From Blood and Thunder: The Epic Story of Kit Carson and the Conquest of the American West, by Hampton Sides (Anchor, 2007), Kindle Loc. 5803-5820, 7087-7098:

The enslavement of captured Indians was an old convention in New Mexico—as was peonage, another form of servitude in which poor, usually Hispanic workers became indebted to wealthy estate owners. Peonage was a kind of feudal arrangement that kept the landed class rich while the majority of the citizens, illiterate and powerless to improve themselves, stayed mired in a financial misery from which they could rarely escape. William Davis, who as the United States attorney for the territory made a close study of the practice in the 1850s, thought that peonage was “in truth but a more charming name for a species of slavery as abject and oppressive as any found upon the American continent.”
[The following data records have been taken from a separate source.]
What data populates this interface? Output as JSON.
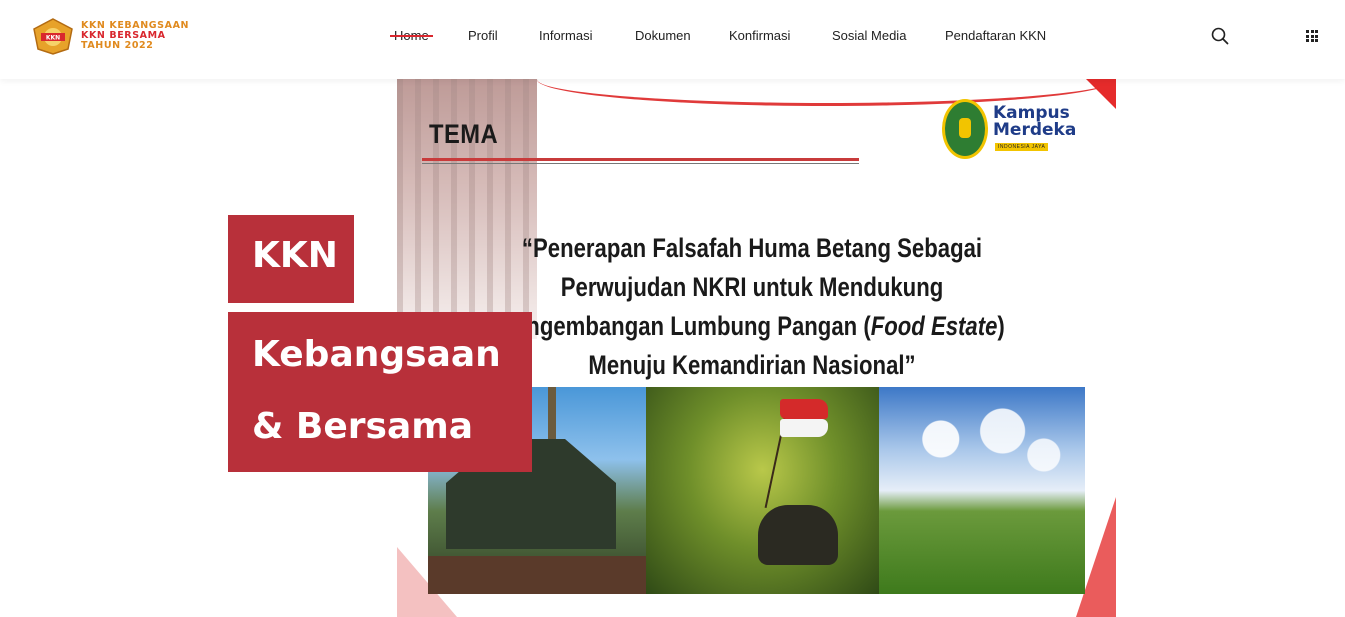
{
  "brand": {
    "line1": "KKN KEBANGSAAN",
    "line2": "KKN BERSAMA",
    "line3": "TAHUN 2022",
    "badge_text": "KKN"
  },
  "nav": {
    "items": [
      {
        "label": "Home",
        "active": true
      },
      {
        "label": "Profil"
      },
      {
        "label": "Informasi"
      },
      {
        "label": "Dokumen"
      },
      {
        "label": "Konfirmasi"
      },
      {
        "label": "Sosial Media"
      },
      {
        "label": "Pendaftaran KKN"
      }
    ]
  },
  "header_icons": [
    "search-icon",
    "apps-grid-icon"
  ],
  "hero": {
    "box1": "KKN",
    "box2_line1": "Kebangsaan",
    "box2_line2": "& Bersama"
  },
  "banner": {
    "heading": "TEMA",
    "logo_text_1": "Kampus",
    "logo_text_2": "Merdeka",
    "logo_sub": "INDONESIA JAYA",
    "quote_part1": "“Penerapan Falsafah Huma Betang Sebagai Perwujudan NKRI untuk Mendukung Pengembangan Lumbung Pangan (",
    "quote_italic1": "Food Estate",
    "quote_part2": ") Menuju Kemandirian Nasional”"
  },
  "colors": {
    "accent_red": "#b8303a",
    "brand_orange": "#e08a1e",
    "brand_red": "#d9272e"
  }
}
Neither Carson nor the better-off New Mexicans he lived among had shown moral qualms about slavery. In fact, the people of the southern part of the New Mexico Territory had, in 1861, seceded from the Union to create their own Confederate state, which they called Arizona. Centered around the towns of Tucson and Mesilla, the population was composed largely of Hispanic landowners who farmed along the Rio Grande, and Anglo Texan transplants who’d moved farther west to try their hand at ranching or mining. (Kit’s own brother, Moses Carson, was now a settler living in Mesilla.) Arizonans vigorously cast their loyalty to Richmond and hoped their New Mexico brethren to the north would eventually come over to the Rebel side. The new territory of Arizona was governed by a bold, ruthless man named John Baylor, who sought to import Southern-style Negro slavery while simultaneously pursuing a stated policy of “exterminating all Apaches and other hostile Indians.” (Among the more sordid outrages in his career, Baylor was once charged with killing sixty Indians by giving them a sack of poisoned flour.)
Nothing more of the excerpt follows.